24 November 2015

Bar Standards Board announces new governance structure

24 November 2015

The Bar Standards Board has adopted a new governance structure, which will be put in place over the coming months. 

The purpose behind the changes is to distinguish more clearly between policy- making and decision-making on individual cases and to ensure that all policy development is undertaken by the executive staff, led by the Director General, and directly overseen by the Board itself (which comprises eight lay members and seven barristers, under lay Chairmanship).

The Board believes that the changes it has in mind will further strengthen public confidence in the independence of the BSB and its ability to regulate the barrister profession to a consistently high standard.  

The changes will devolve many decisions currently reserved at Committee level onto our trained professional staff.  This should speed up case work and policy development and increase our adaptability and ability to respond to new regulatory demands.  The new arrangements are aimed at ensuring that we are a robust, independent, dependable and optimally-resourced organisation with a clear separation between policy and implementation.

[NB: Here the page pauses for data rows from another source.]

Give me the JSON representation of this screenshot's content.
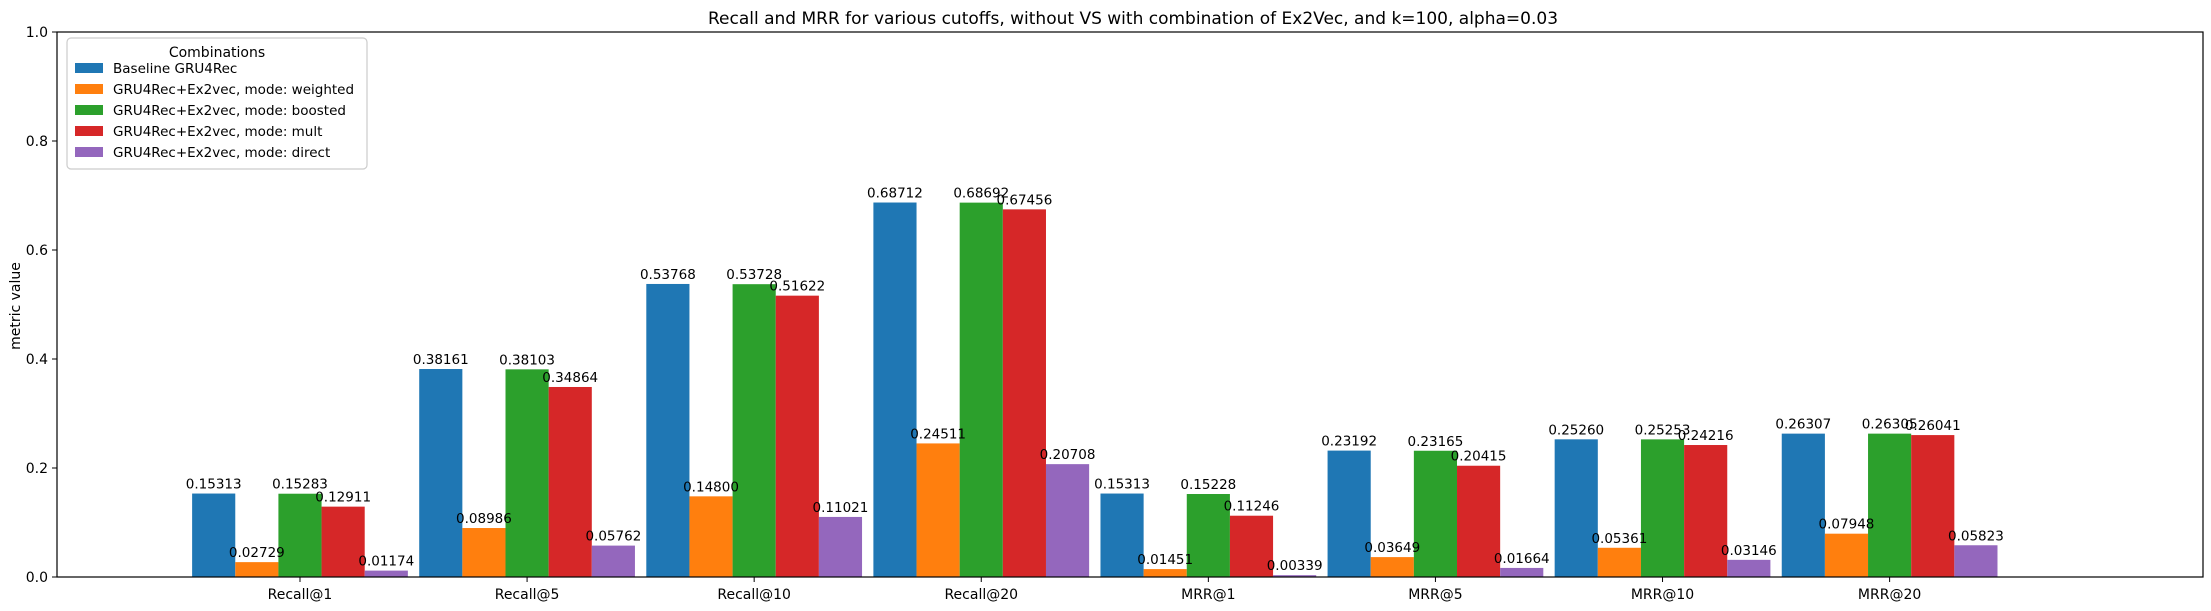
{
  "chart_data": {
    "type": "bar",
    "title": "Recall and MRR for various cutoffs, without VS with combination of Ex2Vec, and k=100, alpha=0.03",
    "xlabel": "",
    "ylabel": "metric value",
    "ylim": [
      0,
      1.0
    ],
    "yticks": [
      "0.0",
      "0.2",
      "0.4",
      "0.6",
      "0.8",
      "1.0"
    ],
    "grid": false,
    "legend_position": "top-left",
    "legend_title": "Combinations",
    "categories": [
      "Recall@1",
      "Recall@5",
      "Recall@10",
      "Recall@20",
      "MRR@1",
      "MRR@5",
      "MRR@10",
      "MRR@20"
    ],
    "series": [
      {
        "name": "Baseline GRU4Rec",
        "color": "#1f77b4",
        "values": [
          0.15313,
          0.38161,
          0.53768,
          0.68712,
          0.15313,
          0.23192,
          0.2526,
          0.26307
        ],
        "labels": [
          "0.15313",
          "0.38161",
          "0.53768",
          "0.68712",
          "0.15313",
          "0.23192",
          "0.25260",
          "0.26307"
        ]
      },
      {
        "name": "GRU4Rec+Ex2vec, mode: weighted",
        "color": "#ff7f0e",
        "values": [
          0.02729,
          0.08986,
          0.148,
          0.24511,
          0.01451,
          0.03649,
          0.05361,
          0.07948
        ],
        "labels": [
          "0.02729",
          "0.08986",
          "0.14800",
          "0.24511",
          "0.01451",
          "0.03649",
          "0.05361",
          "0.07948"
        ]
      },
      {
        "name": "GRU4Rec+Ex2vec, mode: boosted",
        "color": "#2ca02c",
        "values": [
          0.15283,
          0.38103,
          0.53728,
          0.68692,
          0.15228,
          0.23165,
          0.25253,
          0.26305
        ],
        "labels": [
          "0.15283",
          "0.38103",
          "0.53728",
          "0.68692",
          "0.15228",
          "0.23165",
          "0.25253",
          "0.26305"
        ]
      },
      {
        "name": "GRU4Rec+Ex2vec, mode: mult",
        "color": "#d62728",
        "values": [
          0.12911,
          0.34864,
          0.51622,
          0.67456,
          0.11246,
          0.20415,
          0.24216,
          0.26041
        ],
        "labels": [
          "0.12911",
          "0.34864",
          "0.51622",
          "0.67456",
          "0.11246",
          "0.20415",
          "0.24216",
          "0.26041"
        ]
      },
      {
        "name": "GRU4Rec+Ex2vec, mode: direct",
        "color": "#9467bd",
        "values": [
          0.01174,
          0.05762,
          0.11021,
          0.20708,
          0.00339,
          0.01664,
          0.03146,
          0.05823
        ],
        "labels": [
          "0.01174",
          "0.05762",
          "0.11021",
          "0.20708",
          "0.00339",
          "0.01664",
          "0.03146",
          "0.05823"
        ]
      }
    ]
  }
}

The governance structure will look quite different when the changes are completed.  The Board will have only two permanent committees in future:  one focusing on finance and one focusing on risk and assurance. 

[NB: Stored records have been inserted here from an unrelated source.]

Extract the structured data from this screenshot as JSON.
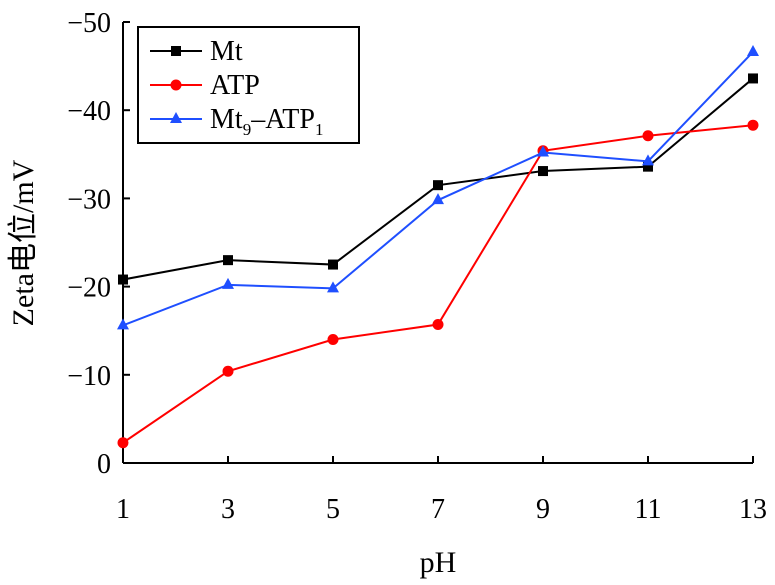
{
  "chart_data": {
    "type": "line",
    "x": [
      1,
      3,
      5,
      7,
      9,
      11,
      13
    ],
    "xlabel": "pH",
    "ylabel": "Zeta电位/mV",
    "xlim": [
      1,
      13
    ],
    "ylim": [
      0,
      -50
    ],
    "y_axis_inverted": true,
    "xticks": [
      "1",
      "3",
      "5",
      "7",
      "9",
      "11",
      "13"
    ],
    "yticks": [
      "0",
      "−10",
      "−20",
      "−30",
      "−40",
      "−50"
    ],
    "grid": false,
    "legend_position": "top-left",
    "series": [
      {
        "name": "Mt",
        "color": "#000000",
        "marker": "square",
        "values": [
          -20.8,
          -23.0,
          -22.5,
          -31.5,
          -33.1,
          -33.6,
          -43.6
        ]
      },
      {
        "name": "ATP",
        "color": "#ff0000",
        "marker": "circle",
        "values": [
          -2.3,
          -10.4,
          -14.0,
          -15.7,
          -35.4,
          -37.1,
          -38.3
        ]
      },
      {
        "name": "Mt9–ATP1",
        "name_main": "Mt",
        "name_sub1": "9",
        "name_mid": "–ATP",
        "name_sub2": "1",
        "color": "#1f4fff",
        "marker": "triangle",
        "values": [
          -15.6,
          -20.2,
          -19.8,
          -29.8,
          -35.2,
          -34.2,
          -46.6
        ]
      }
    ]
  }
}
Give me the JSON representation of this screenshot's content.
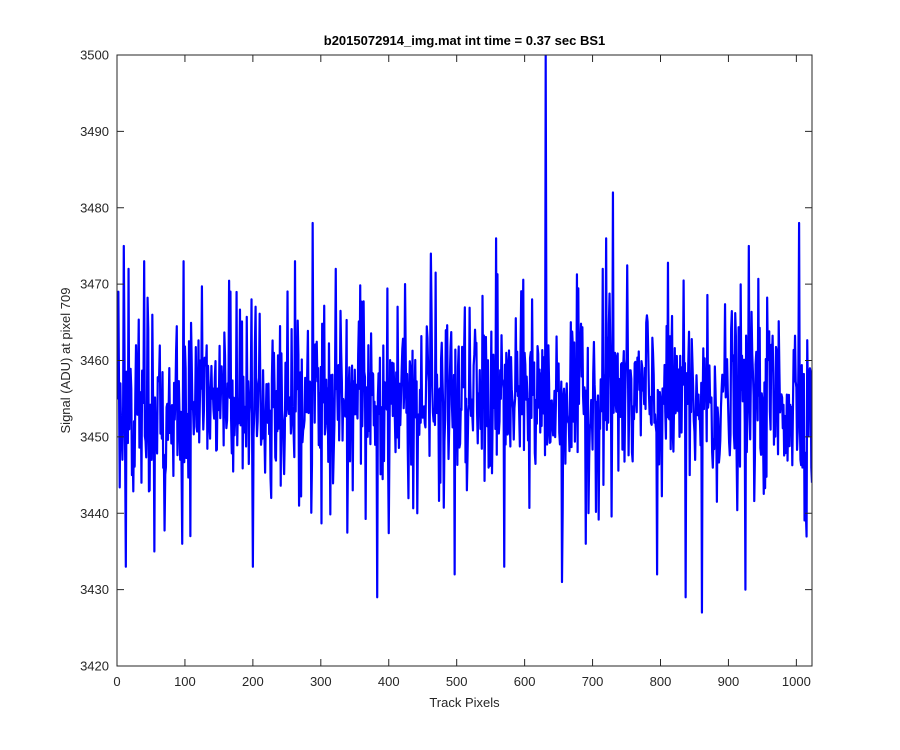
{
  "chart_data": {
    "type": "line",
    "title": "b2015072914_img.mat int time = 0.37 sec   BS1",
    "xlabel": "Track Pixels",
    "ylabel": "Signal (ADU) at pixel 709",
    "xlim": [
      0,
      1023
    ],
    "ylim": [
      3420,
      3500
    ],
    "x_ticks": [
      0,
      100,
      200,
      300,
      400,
      500,
      600,
      700,
      800,
      900,
      1000
    ],
    "y_ticks": [
      3420,
      3430,
      3440,
      3450,
      3460,
      3470,
      3480,
      3490,
      3500
    ],
    "grid": false,
    "series": [
      {
        "color": "#0000ff",
        "x_start": 0,
        "x_step": 1,
        "mean": 3455,
        "noise_std": 6,
        "seed": 709,
        "clip": [
          3425,
          3478
        ],
        "points": [
          [
            0,
            3455
          ],
          [
            2,
            3469
          ],
          [
            5,
            3457
          ],
          [
            8,
            3447
          ],
          [
            10,
            3475
          ],
          [
            13,
            3433
          ],
          [
            17,
            3472
          ],
          [
            22,
            3445
          ],
          [
            28,
            3462
          ],
          [
            36,
            3444
          ],
          [
            40,
            3473
          ],
          [
            48,
            3443
          ],
          [
            52,
            3466
          ],
          [
            55,
            3435
          ],
          [
            72,
            3446
          ],
          [
            96,
            3436
          ],
          [
            98,
            3473
          ],
          [
            108,
            3437
          ],
          [
            198,
            3468
          ],
          [
            200,
            3433
          ],
          [
            227,
            3442
          ],
          [
            232,
            3456
          ],
          [
            262,
            3473
          ],
          [
            268,
            3441
          ],
          [
            288,
            3478
          ],
          [
            296,
            3459
          ],
          [
            322,
            3472
          ],
          [
            370,
            3462
          ],
          [
            383,
            3429
          ],
          [
            386,
            3453
          ],
          [
            424,
            3470
          ],
          [
            442,
            3440
          ],
          [
            452,
            3454
          ],
          [
            462,
            3474
          ],
          [
            476,
            3444
          ],
          [
            490,
            3458
          ],
          [
            497,
            3432
          ],
          [
            514,
            3455
          ],
          [
            558,
            3476
          ],
          [
            563,
            3452
          ],
          [
            570,
            3433
          ],
          [
            586,
            3455
          ],
          [
            600,
            3461
          ],
          [
            611,
            3468
          ],
          [
            631,
            3500
          ],
          [
            633,
            3449
          ],
          [
            648,
            3456
          ],
          [
            655,
            3431
          ],
          [
            662,
            3457
          ],
          [
            690,
            3436
          ],
          [
            715,
            3472
          ],
          [
            720,
            3476
          ],
          [
            722,
            3463
          ],
          [
            730,
            3482
          ],
          [
            733,
            3461
          ],
          [
            760,
            3454
          ],
          [
            795,
            3432
          ],
          [
            800,
            3455
          ],
          [
            837,
            3429
          ],
          [
            843,
            3445
          ],
          [
            861,
            3427
          ],
          [
            867,
            3458
          ],
          [
            925,
            3430
          ],
          [
            927,
            3448
          ],
          [
            930,
            3475
          ],
          [
            935,
            3461
          ],
          [
            1004,
            3478
          ],
          [
            1014,
            3440
          ],
          [
            1023,
            3444
          ]
        ]
      }
    ]
  }
}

The Board, the Executive and the two permanent Committees will be supported by:

  • a retained pool of independent subject matter experts, including members of the Bar as well as lay figures with other kinds of relevant expertise;
  • arm's-length decision-making Panels (together with the Bar Tribunals and Adjudication Service, BTAS, run in conjunction with the Inns of Court) to provide independence in our regulatory decision-making as it affects individuals, and to provide a means to review staff-based decision-making.

Policy development and decision-making on individual cases will be undertaken by the executive so far as that is possible. Where independence is required, an arm's-length panel will be used. In time, this will include activities currently undertaken by operational committees within the BSB, such as the Professional Conduct and Qualifications Committees.  The final shape, form and size of these arm's length panels has not yet been decided. 

These changes will take places in stages.  The first changes will affect our Standards, Equality and Diversity, and Supervision Committees, which will be disbanded at the end of 2015.  The Education and Training Committee will remain in existence to underpin the policy development required in the Future Bar Training Programme.  Its terms of reference and membership will be refreshed in order to complement our programme management arrangements for FBT but the Committee will only remain in existence for as long as necessary to complete that programme.

The Qualifications and Professional Conduct Committees will continue to operate broadly along the same lines as they currently do, for at least the next 18 months.  Opportunities to increase staff decision-making will be explored but major structural changes will require BSB Handbook amendment, a process which necessarily takes more time. 

The Board will review its own size, role and composition as these new governance arrangements take effect.   

These changes mark a significant new stage in the evolution of the Bar Standards Board, reflecting its need to be flexible and able to adapt to a wide variety of circumstances.  The Board is confident that these changes equip us better to fulfil our vision of becoming a more modern and efficient regulator.